Blog

Machine translation: NMT translates literature with 25% flawless rate

Published on February 9th, 2018

machine translation

New research into neural machine translation (NMT) claims the technology is capable of translating literature with a 25% flawless rate. That might not sound like a lot but the complexity of translating creative literature makes this an impressive result for the technology.

The most famous uses of NMT are platforms like Google Translate and Skype Translator, even if the technology behind them remains a mystery to most users. Neural machine translation uses deep learning to apply context to words and phrases, thus removing one of the biggest barriers between machine translation and its application in the real world.

 

NMT hits 25% flawless rate with literature

Natural speech is a complex thing and the biggest challenge for machine translation is understanding the meaning behind our choice of words, let alone capturing this same meaning in another language. For example, the word “set” can be a noun, verb or adjective with various different meaning depending on where and how you use it in a sentence.

Neural machine translation aims to understand the meaning behind words and phrases by predicting word order and applying context via deep learning. This enables the technology to decide when “set” is being used as a noun and when it’s being used as a verb.
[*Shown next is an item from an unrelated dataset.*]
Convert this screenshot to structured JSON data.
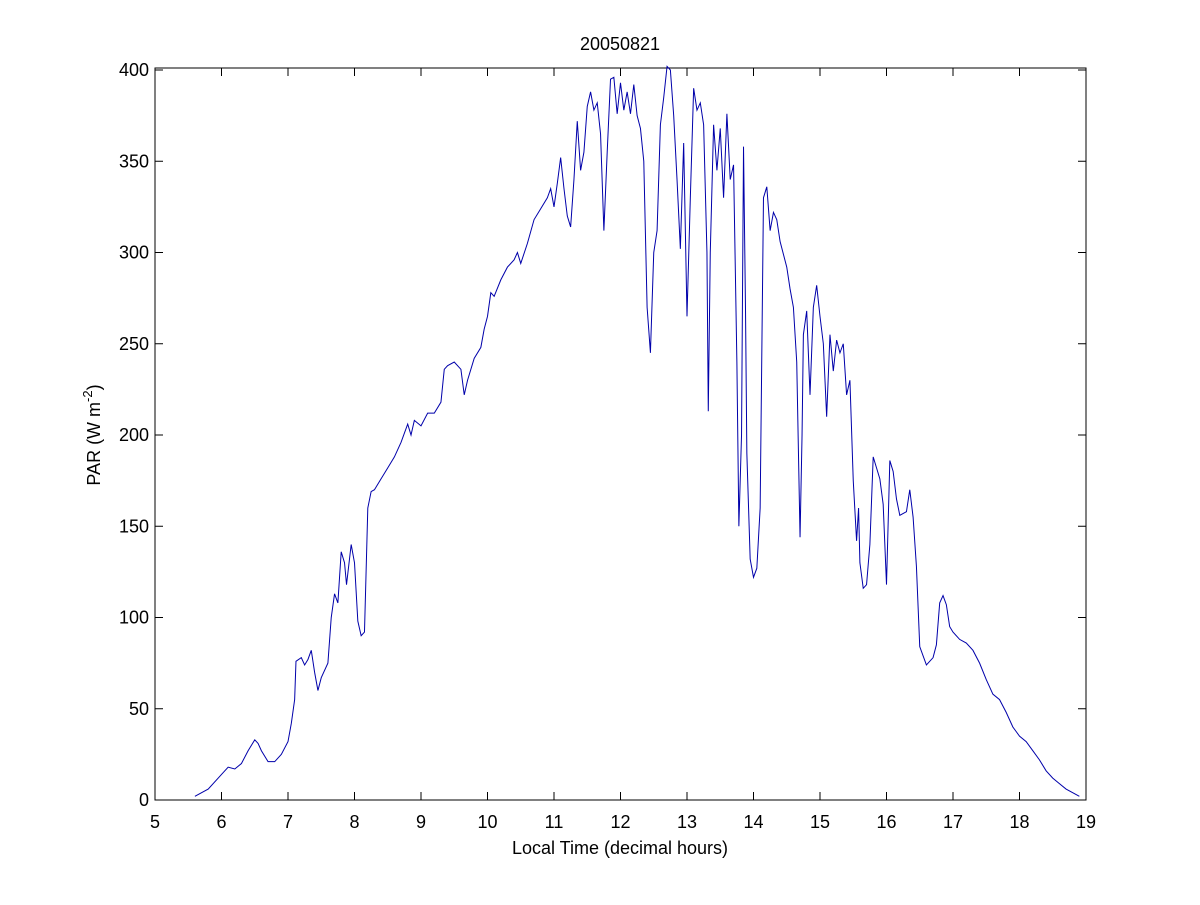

This is a crude example but it helps explain what’s going on at the algorithm level.

A far more complex use case would be using NMT to translate works of literature and this is precisely what Dr. Antonio Toral, Assistant Professor at the University of Groningen and Prof. Andy Way, Professor in Computing and Deputy Director of the EU’s ADAPT Centre for Digital Content Technology, did in their research project.

machine translation

They used neural machine translation to translate twelve well-known novels:

  1. Auster’s Sunset Park (2010)
  2. Collins’ Hunger Games #3 (2010)
  3. Golding’s Lord of the Flies (1954)
  4. Hemingway’s The Old Man and the Sea (1952)
  5. Highsmith’s Ripley Under Water (1991)
  6. Hosseini’s A Thousand Splendid Suns (2007)
  7. Joyce’s Ulysses (1922)
  8. Kerouac’s On the Road (1957)
  9. Orwell’s 1984 (1949)
  10. Rowling’s Harry Potter #7 (2007)
  11. Salinger’s The Catcher in the Rye (1951)
  12. Tolkien’s The Lord of the Rings #3 (1955)

 

The duo trained an NMT model to translate the novels from English into Catalan and compared results against a phrase-based statistical machine translation (PBSMT) system with the same works of literature. They found that the NMT model was 11% more successful at translating the novels accurately with 17%-34% of native speakers comparing the results to the quality expected from human translators.

 

What does this really tell us about machine translation?

The findings published by Dr. Antonio Toral and Prof. Andy Way illustrates how far machine translation has come in recent years – largely thanks to machine learning and related technologies. Half a decade ago it would have been unimaginable that an algorithm would be anything better than useless with translating works of literature and other creative pieces.

Of course, a 25% flawless rate is nowhere near good enough for use in real-world scenarios but the technology doesn’t need to translate Harry Potter. If it can progress enough to translate conversations with any accuracy or translate even 50% of a document for human translators, the technology will make a huge impact on the way we deal with language barriers.

The reason for a test of this nature is to put MNT in one of the most challenging scenarios possible and seeing how well it can do. The results are pretty impressive, too. Which gives us even more reason to be optimistic that machine translation can one day play a genuine role in the way people and businesses communicate with each other.

Posted on: February 9th, 2018